Concluiu que, em especial as atividades de lazer das meninas são empobrecidas
devido as muitas tarefas a realizar, ao reduzido tempo destinado ao lazer e aos
estreitos limites onde podem circular que são os espaços de suas próprias casas ou
das vizinhas.
Jane Felipe (2000) lembra que Rousseau, Michelet e Froebel defendiam uma
educação diferenciada, de acordo com o sexo. Uma das justificativas para as
diferenças entre os sexos e as desigualdades entre homens e mulheres era o instinto. A
idéia de uma essência feminina era utilizada para impor às mulheres e meninas um
aprisionamento à sua condição de futuras mães ou donas-de-casa, na medida em que
não haveria felicidade fora do casamento e da família. Embora, atualmente, grande
parte das mulheres exerça uma atividade profissional fora de casa, o trabalho
doméstico ainda é considerado sua atribuição. Como relata uma menina: “Meu pai e
minha mãe trabalham fora, aqui em casa ela faz comida e arruma a casa, fora de casa
faz faxina”. Esta mesma menina respondeu que como perspectiva de profissão para o
futuro ela deseja “arrumar” a casa dos outros. Todas as crianças, independente do
gênero, quando se referem à arrumação da casa, dirigem esta ajuda para a mãe, com
expressões do tipo: “limpo a casa para a minha mãe” ou “ajudo a minha mãe em casa”.
63
Conforme a pesquisa de Bernardes et al (1995), as crianças de classes
populares percebem o trabalho remunerado da mulher como uma colaboração prestada
ao homem, em função de este ser o principal provedor da casa. O sentido da “ajuda”,
fortemente marcado, desqualifica o trabalho infantil e o trabalho feminino. Do mesmo
modo, as crianças deste estudo, embora participem da arrumação da casa, não se
vêem como trabalhadores iguais aos adultos, mas como alguém que está “ajudando”.

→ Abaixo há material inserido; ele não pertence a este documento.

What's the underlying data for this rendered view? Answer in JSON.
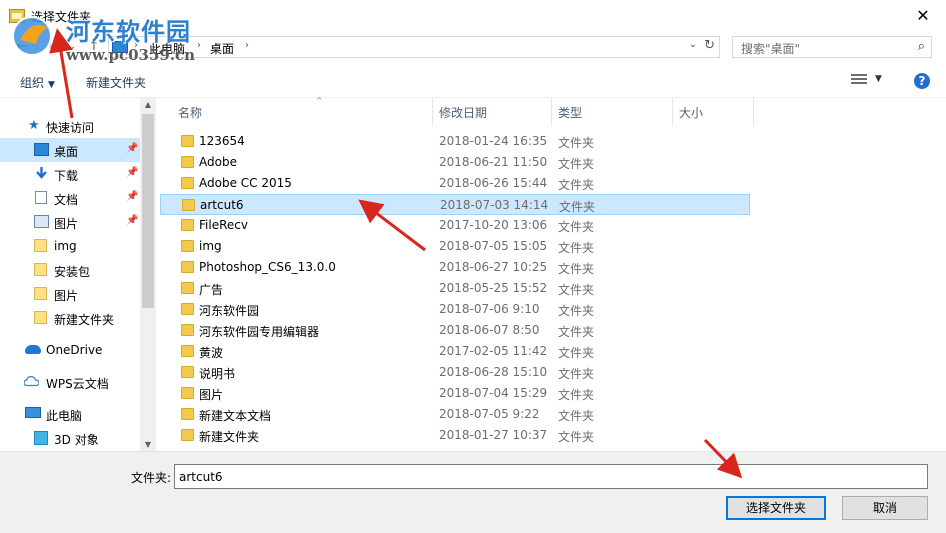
{
  "window": {
    "title": "选择文件夹",
    "close_glyph": "✕"
  },
  "watermark": {
    "text1": "河东软件园",
    "text2": "www.pc0359.cn"
  },
  "address": {
    "back_glyph": "←",
    "forward_glyph": "→",
    "dd_glyph": "⌄",
    "up_glyph": "↑",
    "crumbs": [
      "此电脑",
      "桌面"
    ],
    "sep_glyph": "›",
    "refresh_glyph": "↻"
  },
  "search": {
    "placeholder": "搜索\"桌面\"",
    "icon_glyph": "⌕"
  },
  "toolbar": {
    "organize_label": "组织",
    "organize_caret": "▼",
    "new_folder_label": "新建文件夹",
    "view_caret": "▼",
    "help_glyph": "?"
  },
  "nav": {
    "quick_access": "快速访问",
    "items": [
      {
        "label": "桌面",
        "icon": "desktop-icon",
        "pinned": true
      },
      {
        "label": "下载",
        "icon": "download-icon",
        "pinned": true
      },
      {
        "label": "文档",
        "icon": "document-icon",
        "pinned": true
      },
      {
        "label": "图片",
        "icon": "picture-icon",
        "pinned": true
      },
      {
        "label": "img",
        "icon": "folder-icon",
        "pinned": false
      },
      {
        "label": "安装包",
        "icon": "folder-icon",
        "pinned": false
      },
      {
        "label": "图片",
        "icon": "folder-icon",
        "pinned": false
      },
      {
        "label": "新建文件夹",
        "icon": "folder-icon",
        "pinned": false
      }
    ],
    "onedrive": "OneDrive",
    "wps": "WPS云文档",
    "this_pc": "此电脑",
    "objects_3d": "3D 对象",
    "pin_glyph": "📌"
  },
  "columns": {
    "name": "名称",
    "date": "修改日期",
    "type": "类型",
    "size": "大小",
    "sort_glyph": "^"
  },
  "files": [
    {
      "name": "123654",
      "date": "2018-01-24 16:35",
      "type": "文件夹"
    },
    {
      "name": "Adobe",
      "date": "2018-06-21 11:50",
      "type": "文件夹"
    },
    {
      "name": "Adobe CC 2015",
      "date": "2018-06-26 15:44",
      "type": "文件夹"
    },
    {
      "name": "artcut6",
      "date": "2018-07-03 14:14",
      "type": "文件夹"
    },
    {
      "name": "FileRecv",
      "date": "2017-10-20 13:06",
      "type": "文件夹"
    },
    {
      "name": "img",
      "date": "2018-07-05 15:05",
      "type": "文件夹"
    },
    {
      "name": "Photoshop_CS6_13.0.0",
      "date": "2018-06-27 10:25",
      "type": "文件夹"
    },
    {
      "name": "广告",
      "date": "2018-05-25 15:52",
      "type": "文件夹"
    },
    {
      "name": "河东软件园",
      "date": "2018-07-06 9:10",
      "type": "文件夹"
    },
    {
      "name": "河东软件园专用编辑器",
      "date": "2018-06-07 8:50",
      "type": "文件夹"
    },
    {
      "name": "黄波",
      "date": "2017-02-05 11:42",
      "type": "文件夹"
    },
    {
      "name": "说明书",
      "date": "2018-06-28 15:10",
      "type": "文件夹"
    },
    {
      "name": "图片",
      "date": "2018-07-04 15:29",
      "type": "文件夹"
    },
    {
      "name": "新建文本文档",
      "date": "2018-07-05 9:22",
      "type": "文件夹"
    },
    {
      "name": "新建文件夹",
      "date": "2018-01-27 10:37",
      "type": "文件夹"
    }
  ],
  "selected_index": 3,
  "footer": {
    "folder_label": "文件夹:",
    "folder_value": "artcut6",
    "select_button": "选择文件夹",
    "cancel_button": "取消"
  },
  "colors": {
    "accent": "#0078d7",
    "selection": "#cce8ff",
    "annotation_arrow": "#d9261c"
  }
}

Concordo com Dauster (1992) quando afirma que a condição de trabalhador
configura a construção social da realidade, assim como a identidade das crianças de
classes populares.
Quanto à idade em que as crianças e os adolescentes iniciaram as atividades do
trabalho doméstico, na pesquisa realizada por Hillesheim (2001), as respostas variaram
de 5 a 11 anos, sendo que na fala de uma menina apareceu a idéia de algo com que a
criança vai se habituando desde cedo, no convívio com a mãe. No entanto, as falas das
crianças também revelaram a incorporação de uma concepção moderna e hegemônica
de infância, ou seja, de que crianças não devem trabalhar. Embora não seja esta a
realidade vivida pelas crianças da pesquisa percebo que esses valores da sociedade
moderna se fazem presentes em seu meio, conforme ilustra a fala de um menino: “As
crianças não trabalham, mas limpam a casa”. Ou de uma menina: “Adulto trabalha,
criança não trabalha, mas varre a casa, arruma a casa, mas não fora de casa”.
Somente um menino assinalou o aspecto da cooperação, um trabalho em que
cada um faz a sua parte; talvez, não por acaso, esta família seja chefiada por mulher,
sem a presença do pai na criação dos filhos. A esse respeito, Maria Luísa Heilborn
(1997) apontou a ajuda implicada nas relações familiares, nas classes populares, pelo
princípio da reciprocidade. Nessa organização, as crianças são chamadas a contribuir
64
com algum desempenho, o que contrasta com outros padrões de relacionamento
familiar, sobretudo os que possuem uma representação da infância comprometida com
a idéia de uma etapa particularmente exigente de atenção e prerrogativas. Assim,
conforme Lúcia Rabello de Castro (1996), a criança é excluída de atividades de
relevância social como o trabalho. Este ideal, representado pela família burguesa,
ênfase a valores como ordem, respeito e afeto mútuo, e naturaliza certas práticas
que definiriam a infância, como por exemplo, ir para escola, brincar, não ter
responsabilidades, morar com a família.
Uma das meninas abordou um outro aspecto em relação ao trabalho infantil:
o cuidado com os irmãos menores. Sua família é composta pela mãe e sete filhos, a
ocupação da mãe é descrita como “lavar a louça e fazer um monte de coisas na casa
de outra pessoa”. Esta menina de oito anos relatou, que, após a saída da mãe para o
trabalho, ela realizava as atividades de arrumação da casa e acrescentou: “Eu queria
muito ser gente grande e cuidar das crianças e dos bebês, porque eles são lindos.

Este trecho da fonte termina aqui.